La fouille programmée : contrairement à ce que l’on pourrait penser, elle n’est, en aucun cas, "programmée" à l’avance mais répond, au contraire, à un programme de recherche défini et établi. Elle se caractérise par le fait qu’il n’y a pas d’urgence. Partant d’un questionnement scientifique ( pour ce qui concerne la préhistoire en Corse, ce peut être partir la recherche du moment où l’homme est arrivé en Corse, il s’est sédentarisé, a cultivé les céréales ou pratiquer l’élevage), on évalue le potentiel des sites et procède à des fouilles.
La fouille préventive : elle est toujours effectuée préalablement à l’aménagement d’un site. Bien souvent, il y a même destruction du site, une fois les fouilles achevées. Contrairement à la fouille programmée, elle ne part pas d’une question mais d’une menace. Celle de travaux qui vont détruire un site pour raisons diverses (construction d’immeuble, parking, autoroute, etc...). On effectue un diagnostic archéologique en procédant à des sondages sur le site. Et s’il on retrouve des vestiges, on peut déclencher des fouilles sachant, qu’il y aura des contraintes de temps.
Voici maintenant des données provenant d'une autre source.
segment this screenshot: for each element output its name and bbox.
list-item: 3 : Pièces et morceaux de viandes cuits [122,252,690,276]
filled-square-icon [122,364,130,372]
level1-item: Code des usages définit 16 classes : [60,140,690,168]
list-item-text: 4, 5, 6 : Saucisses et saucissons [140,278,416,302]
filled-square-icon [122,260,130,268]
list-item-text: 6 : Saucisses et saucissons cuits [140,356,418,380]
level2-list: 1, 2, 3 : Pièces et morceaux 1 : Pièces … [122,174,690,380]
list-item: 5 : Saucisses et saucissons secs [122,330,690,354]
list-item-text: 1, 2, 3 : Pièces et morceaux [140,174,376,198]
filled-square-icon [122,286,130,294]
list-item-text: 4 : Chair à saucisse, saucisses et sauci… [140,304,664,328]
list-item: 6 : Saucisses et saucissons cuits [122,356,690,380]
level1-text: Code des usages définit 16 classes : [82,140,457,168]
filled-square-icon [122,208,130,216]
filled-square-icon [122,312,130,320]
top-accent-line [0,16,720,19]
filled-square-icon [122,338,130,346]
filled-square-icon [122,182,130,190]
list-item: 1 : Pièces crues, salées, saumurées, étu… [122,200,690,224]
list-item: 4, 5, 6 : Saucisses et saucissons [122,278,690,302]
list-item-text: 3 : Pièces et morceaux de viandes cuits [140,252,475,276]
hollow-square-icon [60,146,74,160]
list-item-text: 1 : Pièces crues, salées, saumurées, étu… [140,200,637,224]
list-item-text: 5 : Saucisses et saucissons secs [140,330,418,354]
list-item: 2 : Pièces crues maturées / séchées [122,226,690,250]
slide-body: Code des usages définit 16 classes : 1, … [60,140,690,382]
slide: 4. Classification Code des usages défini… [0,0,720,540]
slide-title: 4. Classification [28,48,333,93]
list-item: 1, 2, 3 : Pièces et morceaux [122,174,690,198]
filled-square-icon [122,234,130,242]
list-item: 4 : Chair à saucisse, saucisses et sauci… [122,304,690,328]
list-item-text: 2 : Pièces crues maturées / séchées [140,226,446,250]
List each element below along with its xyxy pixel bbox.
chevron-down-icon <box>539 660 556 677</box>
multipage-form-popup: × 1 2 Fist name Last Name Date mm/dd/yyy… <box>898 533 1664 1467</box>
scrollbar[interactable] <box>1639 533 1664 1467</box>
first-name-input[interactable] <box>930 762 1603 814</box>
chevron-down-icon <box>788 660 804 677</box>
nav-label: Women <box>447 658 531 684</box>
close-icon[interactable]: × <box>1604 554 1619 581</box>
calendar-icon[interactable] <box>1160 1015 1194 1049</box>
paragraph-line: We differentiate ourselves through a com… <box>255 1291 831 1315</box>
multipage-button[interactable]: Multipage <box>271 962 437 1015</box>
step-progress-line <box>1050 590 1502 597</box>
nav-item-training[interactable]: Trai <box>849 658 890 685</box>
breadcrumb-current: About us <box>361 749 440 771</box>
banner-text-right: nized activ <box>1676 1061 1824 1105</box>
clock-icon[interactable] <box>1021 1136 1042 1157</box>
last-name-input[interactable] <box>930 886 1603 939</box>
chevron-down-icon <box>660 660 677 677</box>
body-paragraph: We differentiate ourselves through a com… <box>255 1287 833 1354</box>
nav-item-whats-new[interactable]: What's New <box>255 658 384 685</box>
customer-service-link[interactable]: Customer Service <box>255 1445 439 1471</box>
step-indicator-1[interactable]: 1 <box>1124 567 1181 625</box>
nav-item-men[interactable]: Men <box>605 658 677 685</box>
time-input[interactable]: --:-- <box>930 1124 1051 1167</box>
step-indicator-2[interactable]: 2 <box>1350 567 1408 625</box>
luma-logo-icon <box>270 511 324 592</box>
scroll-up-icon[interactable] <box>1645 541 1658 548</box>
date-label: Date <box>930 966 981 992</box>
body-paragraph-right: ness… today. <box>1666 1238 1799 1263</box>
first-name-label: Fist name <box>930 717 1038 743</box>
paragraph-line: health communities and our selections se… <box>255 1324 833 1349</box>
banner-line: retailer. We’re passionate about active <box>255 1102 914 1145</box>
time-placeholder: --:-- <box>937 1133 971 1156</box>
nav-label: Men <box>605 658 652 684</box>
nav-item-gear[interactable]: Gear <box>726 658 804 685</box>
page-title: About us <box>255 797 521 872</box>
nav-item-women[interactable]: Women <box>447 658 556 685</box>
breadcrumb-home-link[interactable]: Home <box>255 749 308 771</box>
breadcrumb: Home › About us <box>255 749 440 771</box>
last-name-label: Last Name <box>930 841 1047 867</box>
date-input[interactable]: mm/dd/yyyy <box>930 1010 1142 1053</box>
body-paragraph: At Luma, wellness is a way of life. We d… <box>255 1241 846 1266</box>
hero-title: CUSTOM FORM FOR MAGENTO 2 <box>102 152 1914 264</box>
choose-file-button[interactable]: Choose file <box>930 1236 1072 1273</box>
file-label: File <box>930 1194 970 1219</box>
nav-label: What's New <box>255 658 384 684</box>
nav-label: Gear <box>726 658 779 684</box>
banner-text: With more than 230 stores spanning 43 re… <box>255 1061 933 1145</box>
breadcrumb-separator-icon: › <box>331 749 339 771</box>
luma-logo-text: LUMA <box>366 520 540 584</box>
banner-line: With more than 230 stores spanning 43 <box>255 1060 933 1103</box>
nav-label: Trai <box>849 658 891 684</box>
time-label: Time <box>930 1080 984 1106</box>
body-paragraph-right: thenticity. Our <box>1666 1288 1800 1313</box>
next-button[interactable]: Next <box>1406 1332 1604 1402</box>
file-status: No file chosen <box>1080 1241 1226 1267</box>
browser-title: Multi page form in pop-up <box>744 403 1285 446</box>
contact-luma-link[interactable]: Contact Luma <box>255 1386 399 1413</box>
Campo Stefano, troisième site recélant des vestiges humains
Trois sites, ont permis, à ce jour, de découvrir des vestiges osseux dans l’île. Tout le monde connaît la célèbre "donna di Bunifaziu", découverte en 1973 dans l’abri d’Araguina-Serrolla. Il s’agit du squelette (une femme de 35 ans), entier et parfaitement conservé par le calcaire, le plus ancien retrouvé dans l’île (6500 av J-C). Il est, actuellement, exposé au musée de Levie. La fouille de deux abris sous roche sur le site de Torre d’Aquila, près de Pietracorbara avait permis, dans les années 1980, la mise au jour de sépultures datant du néolithique ancien. Les sépultures de Campo Stefano, découvertes en septembre 2011 sont les troisièmes vestiges osseux mis au jour en Corse. Ils recèlent squelettes dont le dernier est contemporain de la Dame de Bonifacio.
L’équipe de chercheurs
Joseph Cesari, conservateur régional de l’archéologie et des monuments historiques. Franck Leandri, conservateur au service régional de l’archéologie Paul Nebbio, conservateur en chef du patrimoine, conservateur du musée de Sartène Thomas Perrin, chargé de recherches au CNRS de Toulouse Patrice Courtaud, anthropologue, ingénieur de recherches au CNRS de Bordeaux.